Um einer möglichen Vergiftung der Diskussionen vorzubeugen oder entgegenzutreten (falls es schon zu spät ist), möchte ich an dieser Stelle einige Aspekte hervorheben, die dabei von wesentlicher Bedeutung sein könnten und oftmals unter den Tisch zu fallen drohen.

Die zwei Zielsysteme

Dass der Profi-Fußball kein gewöhnliches Business ist, klingt zugegebenermaßen etwas abgedroschen. Es klingt wie ein Versuch, die Branche in einem romantischeren, schmeichelhafteren Licht darzustellen. Doch darum geht es mir nicht.
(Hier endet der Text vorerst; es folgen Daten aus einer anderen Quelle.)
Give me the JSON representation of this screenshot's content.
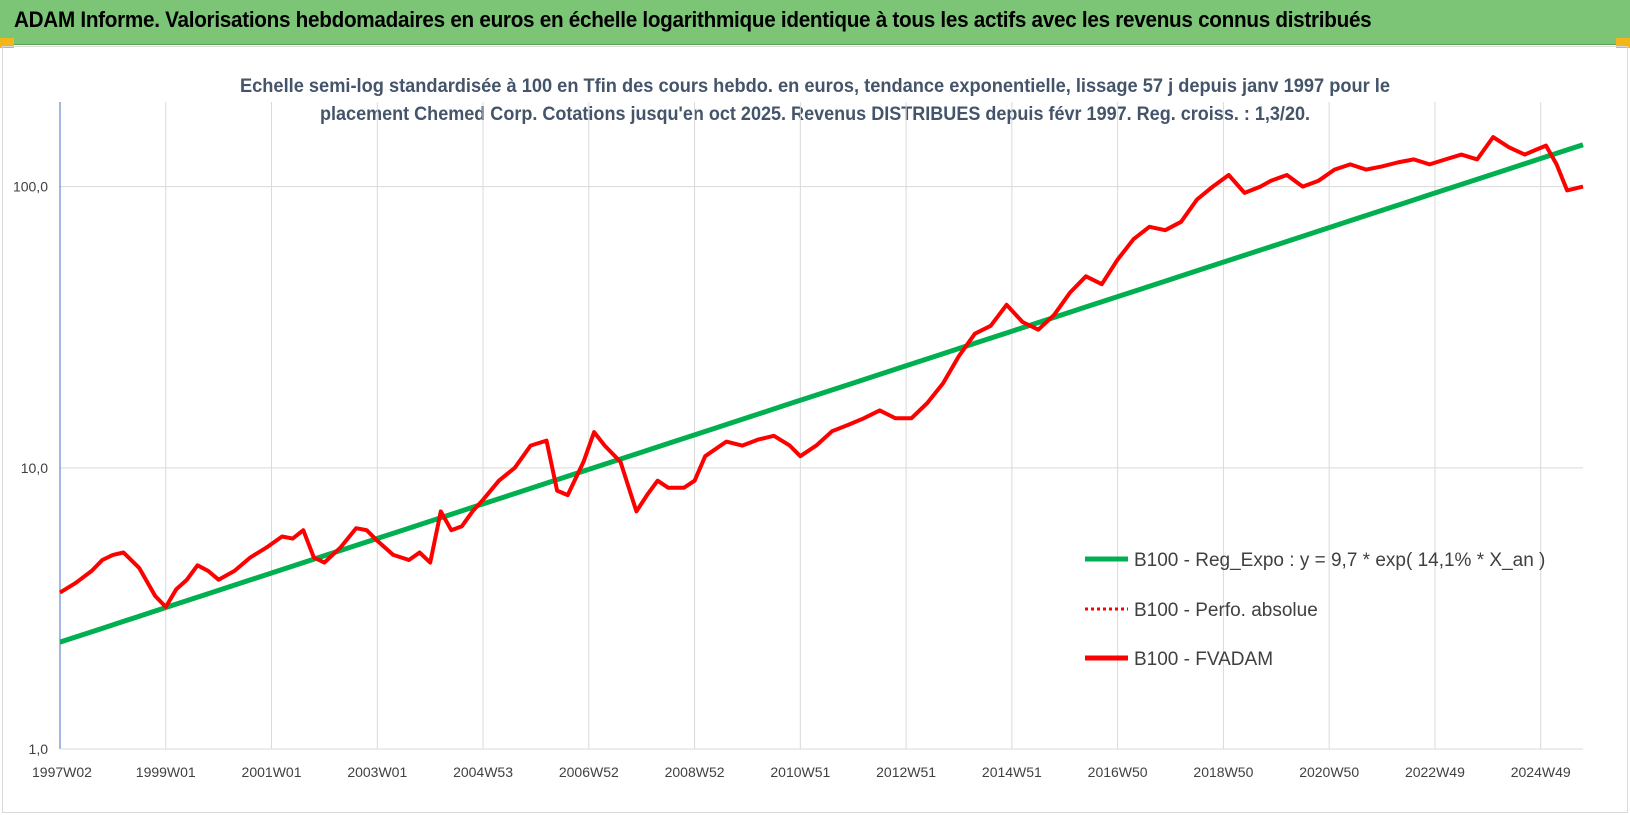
{
  "header": {
    "banner_title": "ADAM Informe. Valorisations hebdomadaires en euros en échelle logarithmique identique à tous les actifs avec les revenus connus distribués"
  },
  "colors": {
    "banner_bg": "#7cc576",
    "corner_accent": "#f2b61b",
    "trend_line": "#00b050",
    "fvadam_line": "#ff0000",
    "perfo_line": "#ff0000",
    "title_text": "#44546a"
  },
  "chart_data": {
    "type": "line",
    "title_lines": [
      "Echelle semi-log standardisée à 100 en Tfin des cours hebdo. en euros, tendance exponentielle, lissage 57 j depuis janv 1997 pour le",
      "placement Chemed Corp. Cotations jusqu'en oct 2025. Revenus DISTRIBUES depuis févr 1997. Reg. croiss. : 1,3/20."
    ],
    "y_scale": "log",
    "ylim": [
      1,
      200
    ],
    "y_ticks": [
      "1,0",
      "10,0",
      "100,0"
    ],
    "y_tick_values": [
      1,
      10,
      100
    ],
    "xlim": [
      1997.0,
      2025.8
    ],
    "x_ticks": [
      "1997W02",
      "1999W01",
      "2001W01",
      "2003W01",
      "2004W53",
      "2006W52",
      "2008W52",
      "2010W51",
      "2012W51",
      "2014W51",
      "2016W50",
      "2018W50",
      "2020W50",
      "2022W49",
      "2024W49"
    ],
    "x_tick_years": [
      1997.0,
      1999.0,
      2001.0,
      2003.0,
      2005.0,
      2007.0,
      2009.0,
      2011.0,
      2013.0,
      2015.0,
      2017.0,
      2019.0,
      2021.0,
      2023.0,
      2025.0
    ],
    "grid": "vertical-and-horizontal",
    "legend_position": "right-center",
    "legend": [
      {
        "label": "B100 - Reg_Expo : y = 9,7 * exp( 14,1% *  X_an )",
        "style": "solid",
        "color": "#00b050"
      },
      {
        "label": "B100 - Perfo. absolue",
        "style": "dotted",
        "color": "#ff0000"
      },
      {
        "label": "B100 - FVADAM",
        "style": "solid",
        "color": "#ff0000"
      }
    ],
    "series": [
      {
        "name": "B100 - Reg_Expo",
        "x": [
          1997.0,
          2025.8
        ],
        "values": [
          2.4,
          141
        ]
      },
      {
        "name": "B100 - FVADAM",
        "x": [
          1997.0,
          1997.3,
          1997.6,
          1997.8,
          1998.0,
          1998.2,
          1998.5,
          1998.8,
          1999.0,
          1999.2,
          1999.4,
          1999.6,
          1999.8,
          2000.0,
          2000.3,
          2000.6,
          2000.9,
          2001.2,
          2001.4,
          2001.6,
          2001.8,
          2002.0,
          2002.3,
          2002.6,
          2002.8,
          2003.0,
          2003.3,
          2003.6,
          2003.8,
          2004.0,
          2004.2,
          2004.4,
          2004.6,
          2004.8,
          2005.0,
          2005.3,
          2005.6,
          2005.9,
          2006.2,
          2006.4,
          2006.6,
          2006.9,
          2007.1,
          2007.3,
          2007.6,
          2007.9,
          2008.1,
          2008.3,
          2008.5,
          2008.8,
          2009.0,
          2009.2,
          2009.6,
          2009.9,
          2010.2,
          2010.5,
          2010.8,
          2011.0,
          2011.3,
          2011.6,
          2011.9,
          2012.2,
          2012.5,
          2012.8,
          2013.1,
          2013.4,
          2013.7,
          2014.0,
          2014.3,
          2014.6,
          2014.9,
          2015.2,
          2015.5,
          2015.8,
          2016.1,
          2016.4,
          2016.7,
          2017.0,
          2017.3,
          2017.6,
          2017.9,
          2018.2,
          2018.5,
          2018.8,
          2019.1,
          2019.4,
          2019.7,
          2019.9,
          2020.2,
          2020.5,
          2020.8,
          2021.1,
          2021.4,
          2021.7,
          2022.0,
          2022.3,
          2022.6,
          2022.9,
          2023.2,
          2023.5,
          2023.8,
          2024.1,
          2024.4,
          2024.7,
          2024.9,
          2025.1,
          2025.3,
          2025.5,
          2025.8
        ],
        "values": [
          3.6,
          3.9,
          4.3,
          4.7,
          4.9,
          5.0,
          4.4,
          3.5,
          3.2,
          3.7,
          4.0,
          4.5,
          4.3,
          4.0,
          4.3,
          4.8,
          5.2,
          5.7,
          5.6,
          6.0,
          4.8,
          4.6,
          5.2,
          6.1,
          6.0,
          5.5,
          4.9,
          4.7,
          5.0,
          4.6,
          7.0,
          6.0,
          6.2,
          7.0,
          7.7,
          9.0,
          10.0,
          12.0,
          12.5,
          8.3,
          8.0,
          10.5,
          13.4,
          12.0,
          10.5,
          7.0,
          8.0,
          9.0,
          8.5,
          8.5,
          9.0,
          11.0,
          12.4,
          12.0,
          12.6,
          13.0,
          12.0,
          11.0,
          12.0,
          13.5,
          14.2,
          15.0,
          16.0,
          15.0,
          15.0,
          17.0,
          20.0,
          25.0,
          30.0,
          32.0,
          38.0,
          33.0,
          31.0,
          35.0,
          42.0,
          48.0,
          45.0,
          55.0,
          65.0,
          72.0,
          70.0,
          75.0,
          90.0,
          100.0,
          110.0,
          95.0,
          100.0,
          105.0,
          110.0,
          100.0,
          105.0,
          115.0,
          120.0,
          115.0,
          118.0,
          122.0,
          125.0,
          120.0,
          125.0,
          130.0,
          125.0,
          150.0,
          138.0,
          130.0,
          135.0,
          140.0,
          120.0,
          97.0,
          100.0
        ]
      }
    ]
  }
}
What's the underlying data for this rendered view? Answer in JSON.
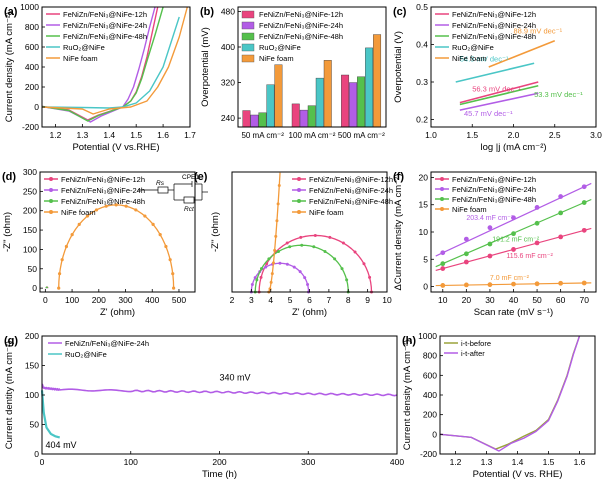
{
  "colors": {
    "nz12": "#e9447e",
    "nz24": "#b25de6",
    "nz48": "#55c04c",
    "ruo2": "#4ac6c6",
    "nife": "#f39a3a",
    "before": "#9aa33a",
    "after": "#b25de6"
  },
  "chart_data": [
    {
      "panel": "(a)",
      "type": "line",
      "xlabel": "Potential (V vs.RHE)",
      "ylabel": "Current density (mA cm⁻²)",
      "xlim": [
        1.15,
        1.7
      ],
      "ylim": [
        -200,
        1000
      ],
      "xticks": [
        "1.2",
        "1.3",
        "1.4",
        "1.5",
        "1.6",
        "1.7"
      ],
      "yticks": [
        "-200",
        "0",
        "200",
        "400",
        "600",
        "800",
        "1000"
      ],
      "legend": [
        "FeNiZn/FeNi₃@NiFe-12h",
        "FeNiZn/FeNi₃@NiFe-24h",
        "FeNiZn/FeNi₃@NiFe-48h",
        "RuO₂@NiFe",
        "NiFe foam"
      ],
      "series": [
        {
          "name": "FeNiZn/FeNi₃@NiFe-12h",
          "color": "nz12",
          "x": [
            1.15,
            1.25,
            1.32,
            1.36,
            1.45,
            1.48,
            1.5,
            1.52,
            1.54,
            1.56,
            1.58
          ],
          "y": [
            5,
            -30,
            -130,
            -80,
            0,
            60,
            150,
            300,
            500,
            750,
            1000
          ]
        },
        {
          "name": "FeNiZn/FeNi₃@NiFe-24h",
          "color": "nz24",
          "x": [
            1.15,
            1.25,
            1.33,
            1.37,
            1.45,
            1.47,
            1.49,
            1.51,
            1.53,
            1.55,
            1.57
          ],
          "y": [
            5,
            -40,
            -150,
            -90,
            0,
            80,
            200,
            380,
            580,
            800,
            1000
          ]
        },
        {
          "name": "FeNiZn/FeNi₃@NiFe-48h",
          "color": "nz48",
          "x": [
            1.15,
            1.25,
            1.32,
            1.36,
            1.45,
            1.48,
            1.5,
            1.52,
            1.54,
            1.57,
            1.6
          ],
          "y": [
            5,
            -35,
            -140,
            -85,
            0,
            60,
            140,
            280,
            460,
            720,
            1000
          ]
        },
        {
          "name": "RuO₂@NiFe",
          "color": "ruo2",
          "x": [
            1.15,
            1.3,
            1.4,
            1.45,
            1.5,
            1.55,
            1.6,
            1.63,
            1.66
          ],
          "y": [
            0,
            -5,
            -10,
            0,
            40,
            160,
            400,
            650,
            900
          ]
        },
        {
          "name": "NiFe foam",
          "color": "nife",
          "x": [
            1.15,
            1.3,
            1.34,
            1.4,
            1.48,
            1.54,
            1.58,
            1.62,
            1.66,
            1.69
          ],
          "y": [
            0,
            -20,
            -70,
            -20,
            0,
            60,
            200,
            400,
            700,
            1000
          ]
        }
      ]
    },
    {
      "panel": "(b)",
      "type": "bar",
      "ylabel": "Overpotential (mV)",
      "ylim": [
        220,
        490
      ],
      "yticks": [
        "240",
        "320",
        "400",
        "480"
      ],
      "categories": [
        "50 mA cm⁻²",
        "100 mA cm⁻²",
        "500 mA cm⁻²"
      ],
      "legend": [
        "FeNiZn/FeNi₃@NiFe-12h",
        "FeNiZn/FeNi₃@NiFe-24h",
        "FeNiZn/FeNi₃@NiFe-48h",
        "RuO₂@NiFe",
        "NiFe foam"
      ],
      "series": [
        {
          "name": "FeNiZn/FeNi₃@NiFe-12h",
          "color": "nz12",
          "values": [
            257,
            272,
            337
          ]
        },
        {
          "name": "FeNiZn/FeNi₃@NiFe-24h",
          "color": "nz24",
          "values": [
            247,
            258,
            320
          ]
        },
        {
          "name": "FeNiZn/FeNi₃@NiFe-48h",
          "color": "nz48",
          "values": [
            252,
            268,
            333
          ]
        },
        {
          "name": "RuO₂@NiFe",
          "color": "ruo2",
          "values": [
            315,
            330,
            398
          ]
        },
        {
          "name": "NiFe foam",
          "color": "nife",
          "values": [
            360,
            370,
            428
          ]
        }
      ]
    },
    {
      "panel": "(c)",
      "type": "line",
      "xlabel": "log |j (mA cm⁻²)",
      "ylabel": "Overpotential (V)",
      "xlim": [
        1.0,
        3.0
      ],
      "ylim": [
        0.18,
        0.5
      ],
      "xticks": [
        "1.0",
        "1.5",
        "2.0",
        "2.5",
        "3.0"
      ],
      "yticks": [
        "0.2",
        "0.3",
        "0.4",
        "0.5"
      ],
      "legend": [
        "FeNiZn/FeNi₃@NiFe-12h",
        "FeNiZn/FeNi₃@NiFe-24h",
        "FeNiZn/FeNi₃@NiFe-48h",
        "RuO₂@NiFe",
        "NiFe foam"
      ],
      "annotations": [
        {
          "text": "88.9 mV dec⁻¹",
          "color": "nife"
        },
        {
          "text": "54.5 mV dec⁻¹",
          "color": "ruo2"
        },
        {
          "text": "56.3 mV dec⁻¹",
          "color": "nz12"
        },
        {
          "text": "53.3 mV dec⁻¹",
          "color": "nz48"
        },
        {
          "text": "45.7 mV dec⁻¹",
          "color": "nz24"
        }
      ],
      "series": [
        {
          "name": "NiFe foam",
          "color": "nife",
          "x": [
            1.7,
            2.5
          ],
          "y": [
            0.34,
            0.41
          ]
        },
        {
          "name": "RuO₂@NiFe",
          "color": "ruo2",
          "x": [
            1.3,
            2.25
          ],
          "y": [
            0.3,
            0.35
          ]
        },
        {
          "name": "FeNiZn/FeNi₃@NiFe-12h",
          "color": "nz12",
          "x": [
            1.35,
            2.3
          ],
          "y": [
            0.245,
            0.3
          ]
        },
        {
          "name": "FeNiZn/FeNi₃@NiFe-48h",
          "color": "nz48",
          "x": [
            1.35,
            2.3
          ],
          "y": [
            0.24,
            0.29
          ]
        },
        {
          "name": "FeNiZn/FeNi₃@NiFe-24h",
          "color": "nz24",
          "x": [
            1.35,
            2.3
          ],
          "y": [
            0.225,
            0.27
          ]
        }
      ]
    },
    {
      "panel": "(d)",
      "type": "line",
      "xlabel": "Z' (ohm)",
      "ylabel": "-Z'' (ohm)",
      "xlim": [
        -20,
        560
      ],
      "ylim": [
        -10,
        300
      ],
      "xticks": [
        "0",
        "100",
        "200",
        "300",
        "400",
        "500"
      ],
      "yticks": [
        "0",
        "50",
        "100",
        "150",
        "200",
        "250",
        "300"
      ],
      "legend": [
        "FeNiZn/FeNi₃@NiFe-12h",
        "FeNiZn/FeNi₃@NiFe-24h",
        "FeNiZn/FeNi₃@NiFe-48h",
        "NiFe foam"
      ],
      "circuit_labels": [
        "Rs",
        "CPE1",
        "Rct"
      ],
      "series": [
        {
          "name": "NiFe foam",
          "color": "nife",
          "center": 265,
          "radius": 215,
          "ymax": 215
        },
        {
          "name": "FeNiZn/FeNi₃@NiFe-12h",
          "color": "nz12",
          "center": 6,
          "radius": 3,
          "ymax": 3
        },
        {
          "name": "FeNiZn/FeNi₃@NiFe-24h",
          "color": "nz24",
          "center": 4.5,
          "radius": 1.5,
          "ymax": 1.5
        },
        {
          "name": "FeNiZn/FeNi₃@NiFe-48h",
          "color": "nz48",
          "center": 5.5,
          "radius": 2.5,
          "ymax": 2.5
        }
      ]
    },
    {
      "panel": "(e)",
      "type": "line",
      "xlabel": "Z' (ohm)",
      "ylabel": "-Z'' (ohm)",
      "xlim": [
        2,
        10
      ],
      "ylim": [
        0,
        4
      ],
      "xticks": [
        "2",
        "3",
        "4",
        "5",
        "6",
        "7",
        "8",
        "9",
        "10"
      ],
      "legend": [
        "FeNiZn/FeNi₃@NiFe-12h",
        "FeNiZn/FeNi₃@NiFe-24h",
        "FeNiZn/FeNi₃@NiFe-48h",
        "NiFe foam"
      ],
      "series": [
        {
          "name": "FeNiZn/FeNi₃@NiFe-12h",
          "color": "nz12",
          "z0": 3.4,
          "z1": 9.2
        },
        {
          "name": "FeNiZn/FeNi₃@NiFe-24h",
          "color": "nz24",
          "z0": 3.0,
          "z1": 5.95
        },
        {
          "name": "FeNiZn/FeNi₃@NiFe-48h",
          "color": "nz48",
          "z0": 3.2,
          "z1": 8.0
        },
        {
          "name": "NiFe foam",
          "color": "nife",
          "z0": 3.9,
          "z1": 10.0
        }
      ]
    },
    {
      "panel": "(f)",
      "type": "scatter",
      "xlabel": "Scan rate (mV s⁻¹)",
      "ylabel": "ΔCurrent density (mA cm⁻²)",
      "xlim": [
        5,
        75
      ],
      "ylim": [
        -1,
        21
      ],
      "xticks": [
        "10",
        "20",
        "30",
        "40",
        "50",
        "60",
        "70"
      ],
      "yticks": [
        "0",
        "5",
        "10",
        "15",
        "20"
      ],
      "legend": [
        "FeNiZn/FeNi₃@NiFe-12h",
        "FeNiZn/FeNi₃@NiFe-24h",
        "FeNiZn/FeNi₃@NiFe-48h",
        "NiFe foam"
      ],
      "annotations": [
        {
          "text": "203.4 mF cm⁻²",
          "color": "nz24"
        },
        {
          "text": "191.2 mF cm⁻²",
          "color": "nz48"
        },
        {
          "text": "115.6 mF cm⁻²",
          "color": "nz12"
        },
        {
          "text": "7.0 mF cm⁻²",
          "color": "nife"
        }
      ],
      "x": [
        10,
        20,
        30,
        40,
        50,
        60,
        70
      ],
      "series": [
        {
          "name": "FeNiZn/FeNi₃@NiFe-24h",
          "color": "nz24",
          "values": [
            6.2,
            8.7,
            10.8,
            12.6,
            14.5,
            16.5,
            18.3
          ]
        },
        {
          "name": "FeNiZn/FeNi₃@NiFe-48h",
          "color": "nz48",
          "values": [
            4.2,
            6.0,
            7.8,
            9.7,
            11.6,
            13.5,
            15.4
          ]
        },
        {
          "name": "FeNiZn/FeNi₃@NiFe-12h",
          "color": "nz12",
          "values": [
            3.3,
            4.5,
            5.6,
            6.8,
            8.0,
            9.1,
            10.3
          ]
        },
        {
          "name": "NiFe foam",
          "color": "nife",
          "values": [
            0.2,
            0.3,
            0.35,
            0.45,
            0.5,
            0.6,
            0.65
          ]
        }
      ]
    },
    {
      "panel": "(g)",
      "type": "line",
      "xlabel": "Time (h)",
      "ylabel": "Current dentity (mA cm⁻²)",
      "xlim": [
        0,
        400
      ],
      "ylim": [
        0,
        200
      ],
      "xticks": [
        "0",
        "100",
        "200",
        "300",
        "400"
      ],
      "yticks": [
        "0",
        "50",
        "100",
        "150",
        "200"
      ],
      "legend": [
        "FeNiZn/FeNi₃@NiFe-24h",
        "RuO₂@NiFe"
      ],
      "annotations": [
        {
          "text": "340 mV"
        },
        {
          "text": "404 mV"
        }
      ],
      "series": [
        {
          "name": "FeNiZn/FeNi₃@NiFe-24h",
          "color": "nz24",
          "x": [
            0,
            2,
            20,
            100,
            200,
            300,
            400
          ],
          "y": [
            118,
            112,
            109,
            107,
            105,
            102,
            100
          ]
        },
        {
          "name": "RuO₂@NiFe",
          "color": "ruo2",
          "x": [
            0,
            2,
            5,
            10,
            15,
            20
          ],
          "y": [
            108,
            70,
            45,
            34,
            30,
            28
          ]
        }
      ]
    },
    {
      "panel": "(h)",
      "type": "line",
      "xlabel": "Potential (V vs. RHE)",
      "ylabel": "Current density (mA cm⁻²)",
      "xlim": [
        1.15,
        1.65
      ],
      "ylim": [
        -200,
        1000
      ],
      "xticks": [
        "1.2",
        "1.3",
        "1.4",
        "1.5",
        "1.6"
      ],
      "yticks": [
        "-200",
        "0",
        "200",
        "400",
        "600",
        "800",
        "1000"
      ],
      "legend": [
        "i-t-before",
        "i-t-after"
      ],
      "series": [
        {
          "name": "i-t-before",
          "color": "before",
          "x": [
            1.15,
            1.25,
            1.33,
            1.37,
            1.42,
            1.46,
            1.5,
            1.53,
            1.56,
            1.58,
            1.6
          ],
          "y": [
            0,
            -30,
            -150,
            -100,
            -20,
            40,
            150,
            350,
            600,
            820,
            1000
          ]
        },
        {
          "name": "i-t-after",
          "color": "after",
          "x": [
            1.15,
            1.25,
            1.34,
            1.38,
            1.42,
            1.46,
            1.5,
            1.53,
            1.56,
            1.58,
            1.6
          ],
          "y": [
            0,
            -30,
            -170,
            -90,
            -40,
            30,
            140,
            340,
            590,
            810,
            1000
          ]
        }
      ]
    }
  ]
}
Natürlich ist der Profi-Fußball auch ein Geschäft, aber er ist kein Geschäft wie jedes andere, zumindest wenn man etwas genauer hinsieht. Denn anders als in den meisten Branchen, gibt es im Profi-Fußball gleich zwei Zielsysteme, die parallel funktionieren sollen.

Auf der einen Seite gibt es die wirtschaftlichen Ziele und auf der anderen Seite gibt es die sportlichen Ziele. Beide Zielsysteme haben den Anspruch das primäre zu sein und beide sind eng miteinander verzahnt. Erfolgserlebnisse im sportlichen Bereich bringen in der Regel auch wirtschaftliche Erfolge mit sich und andersherum genauso. Doch der sportliche Erfolg kann auch zulasten des wirtschaftlichen Erfolgs gehen. Auch hier kann es umgekehrt genauso ablaufen.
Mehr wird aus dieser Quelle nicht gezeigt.